Ne olmak istersin?

Her insan ayrı bir dünyadır. Onları anlamadığımızda insafsızca yargılamamızın sebebi beynimizin sadece birkaç konu üzerinde kilitli kalmış olmasıdır.

Etrafınıza şöyle bir bakın. Gerçekten ne görüyorsunuz? Herkes nefret saçmıyor mu? Sanki biri diğerinin tadını kaçırmak enerjisini düşürmek için çabalıyor. Mutsuz insan dolu etrafımız. Mutsuz ve öfkeli. Onlar da vebalı gibi kendi mutsuzluğunu diğerlerine bulaştırmak için üstümüze öfke kusuyorlar. Sadece bunun için açılmış sosyal hesaplar bile var, 'Seni öfkelendireceğim' gibi. 

İçinde bulunduğumuz ekonomik buhran, işsizlik, bunlar maddi yönü bir de manevi tarafı var. Hakaret ve şiddetle geçmiş çocukluk, etnik kökeninden dolayı ötelenmek, sosyal adaletsizlik... Biliyorum zor ama sen değiş ki dünyan değşsin, dünyamız değişsin. Bu böyle olmamalı. Tek bir kez yaşama hakkın var böyle gitmemeli, ömrün böyle bitmemeli. Hepimiz ayrı bir dünyayız. Zaten zor olan hayatımızı daha da zorlaştırmamalı, algılarımızı açıp etrafa ve kendimize karşı daha da duyarlı olmalıyız. 

Geçen gün bir arkadaşımla konuştum verdiği örneği çok beğendim. Dedi ki ;uçaklarda bile ne tembih ederler, olası bir kaza anında önce kendi hava maskenizi sonra çocuğunuzun ve sevdiklerinizinkini takınız. Sen kendini kurtaramazsan kimseyi kurtaramazsın, kendine yardımın dokunmuyorsa kimseye edemezsin.

Bir de namus bekçileri var. İlla ki her sokakta her mahallede birer tane. 21. yüzyıldayız hala kim kiminle ne yapmış onun çetelesini tutuyorsun. Tabi bu zihniyetinizle taş devrine dönebilirsiniz ama ne olur bizi de çekmeyin. Ve siz siz olun birilerinin namusuna şerefine laf etmeden önce kendinizinkini sorgulayın. Siz sınıfı geçebiliyorsanız açın ağzını yılan gibi sokmak için diğerlerini ama geçemezsin. Siz kendine vicdan aynanızdan asla geçemezsin. Vicdanın kapkara olmuş yüzünün yansımasını bile görmek istemezsin. Çünkü sen temiz olsaydın karşındakinde kirin zerresini bulamazdın.

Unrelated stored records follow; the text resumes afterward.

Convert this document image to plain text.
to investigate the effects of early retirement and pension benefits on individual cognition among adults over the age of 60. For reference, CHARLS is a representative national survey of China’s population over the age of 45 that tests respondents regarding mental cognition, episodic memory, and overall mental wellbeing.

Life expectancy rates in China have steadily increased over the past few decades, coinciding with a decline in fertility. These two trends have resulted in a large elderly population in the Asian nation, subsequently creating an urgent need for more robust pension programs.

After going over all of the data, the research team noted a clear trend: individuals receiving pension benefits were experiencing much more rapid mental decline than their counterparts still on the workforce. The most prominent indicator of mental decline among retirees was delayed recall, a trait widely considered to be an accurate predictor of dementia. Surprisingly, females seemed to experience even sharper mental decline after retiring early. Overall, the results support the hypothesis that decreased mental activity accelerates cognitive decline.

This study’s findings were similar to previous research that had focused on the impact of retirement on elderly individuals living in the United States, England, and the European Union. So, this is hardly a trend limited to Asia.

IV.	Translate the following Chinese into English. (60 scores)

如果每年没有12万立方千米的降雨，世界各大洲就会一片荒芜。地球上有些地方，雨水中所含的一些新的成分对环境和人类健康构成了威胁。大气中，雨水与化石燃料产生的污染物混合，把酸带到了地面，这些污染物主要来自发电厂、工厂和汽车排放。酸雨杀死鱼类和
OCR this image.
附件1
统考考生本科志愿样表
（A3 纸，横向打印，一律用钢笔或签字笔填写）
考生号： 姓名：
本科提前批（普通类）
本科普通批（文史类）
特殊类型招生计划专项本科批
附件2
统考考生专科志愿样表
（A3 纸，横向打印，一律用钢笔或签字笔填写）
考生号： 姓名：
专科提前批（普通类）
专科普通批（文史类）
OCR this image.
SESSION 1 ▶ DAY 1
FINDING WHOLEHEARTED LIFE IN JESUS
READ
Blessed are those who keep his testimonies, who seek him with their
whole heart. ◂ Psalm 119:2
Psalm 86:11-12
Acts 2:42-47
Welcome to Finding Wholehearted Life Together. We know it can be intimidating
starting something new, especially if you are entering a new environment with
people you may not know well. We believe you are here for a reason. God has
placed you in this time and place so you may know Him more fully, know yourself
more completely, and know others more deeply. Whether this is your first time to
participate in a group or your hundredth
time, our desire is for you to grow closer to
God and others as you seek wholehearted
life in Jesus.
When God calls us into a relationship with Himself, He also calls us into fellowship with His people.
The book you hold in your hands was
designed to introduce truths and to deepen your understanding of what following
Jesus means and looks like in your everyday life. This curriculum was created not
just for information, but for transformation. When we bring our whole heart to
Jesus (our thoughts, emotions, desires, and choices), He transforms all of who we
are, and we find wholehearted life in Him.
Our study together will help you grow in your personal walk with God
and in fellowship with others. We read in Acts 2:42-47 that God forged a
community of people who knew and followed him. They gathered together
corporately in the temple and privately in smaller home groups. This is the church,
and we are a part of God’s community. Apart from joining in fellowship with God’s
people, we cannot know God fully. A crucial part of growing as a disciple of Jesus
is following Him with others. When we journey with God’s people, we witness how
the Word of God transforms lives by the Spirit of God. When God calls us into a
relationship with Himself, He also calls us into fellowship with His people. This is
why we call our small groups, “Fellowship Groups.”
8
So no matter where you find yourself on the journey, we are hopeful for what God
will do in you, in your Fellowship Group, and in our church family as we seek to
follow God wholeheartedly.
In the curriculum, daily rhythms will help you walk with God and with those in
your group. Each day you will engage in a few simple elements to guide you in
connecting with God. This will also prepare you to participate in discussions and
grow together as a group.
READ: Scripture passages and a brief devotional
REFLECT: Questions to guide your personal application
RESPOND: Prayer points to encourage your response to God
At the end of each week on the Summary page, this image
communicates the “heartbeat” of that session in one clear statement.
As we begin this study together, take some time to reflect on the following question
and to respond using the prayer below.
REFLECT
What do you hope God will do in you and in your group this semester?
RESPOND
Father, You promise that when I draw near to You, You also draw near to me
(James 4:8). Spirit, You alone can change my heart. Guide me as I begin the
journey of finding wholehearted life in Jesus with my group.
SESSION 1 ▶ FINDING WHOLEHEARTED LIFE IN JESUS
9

Kim ne hata yapmış, derdin bu mu? O da yapsın sen de yap. Hata yapmadan doğruyu nasıl öğreneceksin? İnsan olmanın gereğidir hata yapmak. 
Herkes karşıdakinin yaptıklarını en büyüğü sanır.  Kendikilerininkini göremez hiç. Aslında görmek istemez. Kabullenmek çok zordur onlara. Halbuki onlar da bizim parçalarımızdır. Parmaklarımız gibi. Bizde hatalarımızla varız. Onları yapmasaydık başka hatalar yapacaktık. Sadece onlardan ders almaya bilelim aynı  kuyulara bir daha düşmeyelim.

Bir silkelen kendine gel. Yediğin, içtiğin, konuştuğun, okuduğun, dinlediğin, giydiğin sensin. Şimdi düşün ne olmak istersin?